M5Z,M5Z,Not assigned,Not assigned
M6Z,M6Z,Not assigned,Not assigned
M7Z,M7Z,Not assigned,Not assigned
M8Z,M8Z,Etobicoke,"Mimico NW, The Queensway West, South of Bloor,..."


### Process Invalid Data

If a neighborhood name is not assigned, replace with borough name.

In [21]:
df_toronto['Neighborhood'].replace('Not assigned', df_toronto['Borough'], inplace = True)

Remove rows where both neighborhood and borough names are not assigned.

In [22]:
df_toronto.drop(df_toronto[(df_toronto['Borough'] == 'Not assigned') \
    & (df_toronto['Neighborhood'] == 'Not assigned')].index, inplace = True)

M7R and M7Y are not having valid neighborhood names. Replace with their borough names.

In [23]:
# Before replacement
df_toronto.loc['M7R']['Neighborhood'], df_toronto.loc['M7Y']['Neighborhood']

('Canada Post Gateway Processing Centre',
 'Business reply mail Processing Centre, South Central Letter Processing Plant Toronto')

In [24]:
df_toronto.loc['M7R']['Neighborhood'] = df_toronto.loc['M7R']['Borough']
df_toronto.loc['M7Y']['Neighborhood'] = df_toronto.loc['M7Y']['Borough']

In [25]:
# After replacement
df_toronto.loc['M7R']['Neighborhood'], df_toronto.loc['M7Y']['Neighborhood']

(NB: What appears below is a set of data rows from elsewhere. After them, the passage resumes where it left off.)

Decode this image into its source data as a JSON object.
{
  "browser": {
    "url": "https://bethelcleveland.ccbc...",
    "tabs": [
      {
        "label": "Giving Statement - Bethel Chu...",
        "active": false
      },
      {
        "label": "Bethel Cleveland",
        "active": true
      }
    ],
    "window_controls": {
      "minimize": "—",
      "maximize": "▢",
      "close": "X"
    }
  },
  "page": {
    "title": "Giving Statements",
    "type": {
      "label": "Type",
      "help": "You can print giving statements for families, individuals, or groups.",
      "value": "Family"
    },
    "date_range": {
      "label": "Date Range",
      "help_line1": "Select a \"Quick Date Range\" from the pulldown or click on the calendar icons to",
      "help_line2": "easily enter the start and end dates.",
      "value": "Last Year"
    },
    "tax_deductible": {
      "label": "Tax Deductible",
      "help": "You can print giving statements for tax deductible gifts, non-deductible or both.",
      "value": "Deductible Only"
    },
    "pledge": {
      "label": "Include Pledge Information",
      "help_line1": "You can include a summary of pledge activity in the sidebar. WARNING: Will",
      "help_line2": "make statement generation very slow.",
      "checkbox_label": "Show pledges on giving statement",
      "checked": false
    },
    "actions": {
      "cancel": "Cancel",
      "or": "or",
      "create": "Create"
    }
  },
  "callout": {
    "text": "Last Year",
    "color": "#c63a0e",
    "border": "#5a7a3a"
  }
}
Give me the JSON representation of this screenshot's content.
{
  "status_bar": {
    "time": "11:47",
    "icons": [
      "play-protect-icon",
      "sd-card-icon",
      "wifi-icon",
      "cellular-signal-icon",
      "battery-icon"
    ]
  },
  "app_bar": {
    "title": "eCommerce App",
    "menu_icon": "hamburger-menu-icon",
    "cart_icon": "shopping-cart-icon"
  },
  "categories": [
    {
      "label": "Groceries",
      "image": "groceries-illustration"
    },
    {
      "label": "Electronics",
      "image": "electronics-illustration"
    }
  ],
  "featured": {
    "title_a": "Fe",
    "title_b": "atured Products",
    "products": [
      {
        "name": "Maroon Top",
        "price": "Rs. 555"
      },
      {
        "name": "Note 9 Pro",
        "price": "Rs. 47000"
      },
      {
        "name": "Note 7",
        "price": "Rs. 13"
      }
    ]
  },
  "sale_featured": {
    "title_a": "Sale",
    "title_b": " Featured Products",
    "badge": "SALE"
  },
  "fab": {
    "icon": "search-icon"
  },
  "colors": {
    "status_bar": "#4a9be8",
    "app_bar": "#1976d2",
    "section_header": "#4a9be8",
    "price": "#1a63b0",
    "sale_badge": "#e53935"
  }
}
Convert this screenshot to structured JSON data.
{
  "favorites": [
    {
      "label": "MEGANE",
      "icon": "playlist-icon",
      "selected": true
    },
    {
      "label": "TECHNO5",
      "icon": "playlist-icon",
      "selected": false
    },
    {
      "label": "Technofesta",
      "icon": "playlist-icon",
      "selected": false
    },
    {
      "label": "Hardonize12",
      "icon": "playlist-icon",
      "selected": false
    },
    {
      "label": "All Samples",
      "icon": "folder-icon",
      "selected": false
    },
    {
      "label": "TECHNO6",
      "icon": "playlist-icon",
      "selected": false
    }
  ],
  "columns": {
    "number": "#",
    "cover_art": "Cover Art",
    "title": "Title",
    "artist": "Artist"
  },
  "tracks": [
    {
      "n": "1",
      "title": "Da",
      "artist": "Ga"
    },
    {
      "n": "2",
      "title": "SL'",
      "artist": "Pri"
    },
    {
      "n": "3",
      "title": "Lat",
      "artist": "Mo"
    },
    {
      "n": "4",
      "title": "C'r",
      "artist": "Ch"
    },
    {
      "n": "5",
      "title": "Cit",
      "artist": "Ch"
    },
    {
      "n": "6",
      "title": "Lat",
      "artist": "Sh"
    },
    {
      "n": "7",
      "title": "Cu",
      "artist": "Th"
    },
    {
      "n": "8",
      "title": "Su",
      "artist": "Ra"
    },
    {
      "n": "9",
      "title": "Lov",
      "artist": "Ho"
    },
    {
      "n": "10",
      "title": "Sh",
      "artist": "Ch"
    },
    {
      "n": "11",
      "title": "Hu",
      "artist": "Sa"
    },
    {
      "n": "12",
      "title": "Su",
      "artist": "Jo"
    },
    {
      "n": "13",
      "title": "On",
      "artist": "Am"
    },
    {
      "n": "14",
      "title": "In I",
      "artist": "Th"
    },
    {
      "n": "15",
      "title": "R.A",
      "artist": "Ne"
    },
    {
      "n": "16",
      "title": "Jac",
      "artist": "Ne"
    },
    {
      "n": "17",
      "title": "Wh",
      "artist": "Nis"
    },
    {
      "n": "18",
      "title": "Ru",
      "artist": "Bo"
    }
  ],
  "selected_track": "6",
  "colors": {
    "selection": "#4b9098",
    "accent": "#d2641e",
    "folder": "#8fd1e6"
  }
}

('Mississauga', 'East Toronto')

### The resulting dataframe

In [26]:
df_toronto

Unnamed: 0,PostalCode,Borough,Neighborhood
M3A,M3A,North York,Parkwoods
M4A,M4A,North York,Victoria Village
M5A,M5A,Downtown Toronto,"Regent Park, Harbourfront"
M6A,M6A,North York,"Lawrence Manor, Lawrence Heights"
M7A,M7A,Downtown Toronto,"Queen's Park, Ontario Provincial Government"
...,...,...,...
M8X,M8X,Etobicoke,"The Kingsway, Montgomery Road, Old Mill North"
M4Y,M4Y,Downtown Toronto,Church and Wellesley
M7Y,M7Y,East Toronto,East Toronto
M8Y,M8Y,Etobicoke,"Old Mill South, King's Mill Park, Sunnylea, Hu..."


In [27]:
df_toronto.shape

(103, 3)

Write dataframe into CSV file to be used in Part 2.

In [28]:
df_toronto.to_csv('toronto.csv')